StuffMaster wrote:I seem to recall that the P3 added the ability to shut off when overheating and the P4 could throttle down as is done today. Perhaps common wisdom about killing processors dates back to earlier days.
FireGryphon wrote:Back in the day a site called Tom's Hardware (a false and unreliable site) took some videos of what happened to various chips if they overheated.

just brew it! wrote:FireGryphon wrote:Back in the day a site called Tom's Hardware (a false and unreliable site) took some videos of what happened to various chips if they overheated.
While I'm not a fan of Tom's either, considering the poor design of early Socket A HSF retention mechanisms it wasn't *totally* unreasonable to ask the question "What happens to the CPU if the HSF comes loose while the system is running?"
TurtlePerson2 wrote:The part of the processor that breaks is not the transistors. The integrated circuit elements are not destroyed by 3 volts. A few hundred volts might destroy a gate oxide, but a minor change in voltage shouldn't cause any transistor problems.

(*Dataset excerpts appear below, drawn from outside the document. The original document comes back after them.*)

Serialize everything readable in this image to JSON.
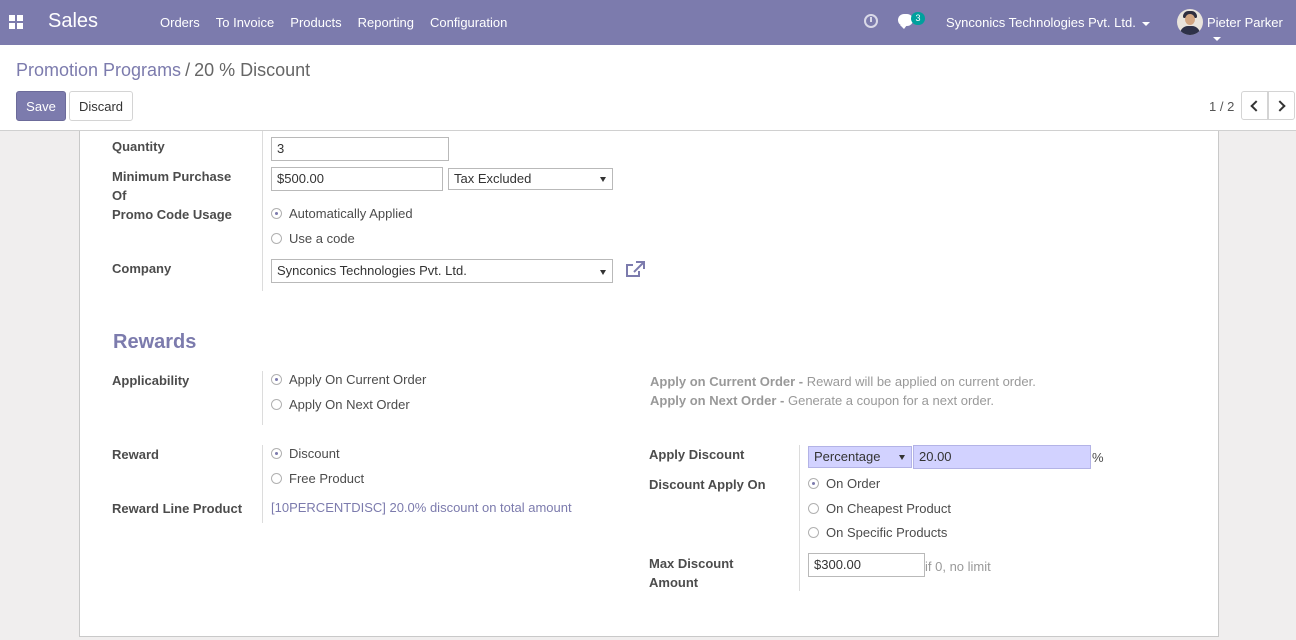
{
  "navbar": {
    "brand": "Sales",
    "menu": [
      "Orders",
      "To Invoice",
      "Products",
      "Reporting",
      "Configuration"
    ],
    "message_count": "3",
    "company": "Synconics Technologies Pvt. Ltd.",
    "user": "Pieter Parker"
  },
  "breadcrumb": {
    "parent": "Promotion Programs",
    "separator": "/",
    "current": "20 % Discount"
  },
  "toolbar": {
    "save_label": "Save",
    "discard_label": "Discard",
    "pager": "1 / 2"
  },
  "conditions": {
    "quantity_label": "Quantity",
    "quantity_value": "3",
    "min_purchase_label_1": "Minimum Purchase",
    "min_purchase_label_2": "Of",
    "min_purchase_value": "$500.00",
    "tax_mode": "Tax Excluded",
    "promo_usage_label": "Promo Code Usage",
    "promo_usage_options": [
      "Automatically Applied",
      "Use a code"
    ],
    "company_label": "Company",
    "company_value": "Synconics Technologies Pvt. Ltd."
  },
  "rewards": {
    "title": "Rewards",
    "applicability_label": "Applicability",
    "applicability_options": [
      "Apply On Current Order",
      "Apply On Next Order"
    ],
    "help_current_title": "Apply on Current Order -",
    "help_current_text": "Reward will be applied on current order.",
    "help_next_title": "Apply on Next Order -",
    "help_next_text": "Generate a coupon for a next order.",
    "reward_label": "Reward",
    "reward_options": [
      "Discount",
      "Free Product"
    ],
    "reward_line_label": "Reward Line Product",
    "reward_line_value": "[10PERCENTDISC] 20.0% discount on total amount",
    "apply_discount_label": "Apply Discount",
    "discount_type": "Percentage",
    "discount_value": "20.00",
    "discount_unit": "%",
    "discount_apply_on_label": "Discount Apply On",
    "discount_apply_on_options": [
      "On Order",
      "On Cheapest Product",
      "On Specific Products"
    ],
    "max_discount_label_1": "Max Discount",
    "max_discount_label_2": "Amount",
    "max_discount_value": "$300.00",
    "max_discount_hint": "if 0, no limit"
  },
  "colors": {
    "brand": "#7c7bad",
    "highlight_input": "#d2d2ff"
  }
}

ludi wrote:TurtlePerson2 wrote:I don't know how much of a problem this is on modern devices, especially given the complex power and clock management technologies that prevent the user from doing whatever they want. In the old days, the chip simply had to accept whatever input voltage and clock it was given, and either it worked at those parameters, or it didn't. Or in the case of a K6-2/400 I experimented on, it worked at 504MHz for a while but became increasingly unstable, and then it wasn't stable at 450MHz, and then it wasn't stable at 400MHz. Then it sat in a workbench drawer two years, and when I gave it to a relative with fair warning, it started working at 400MHz again, and did so for a couple more years. Go figure.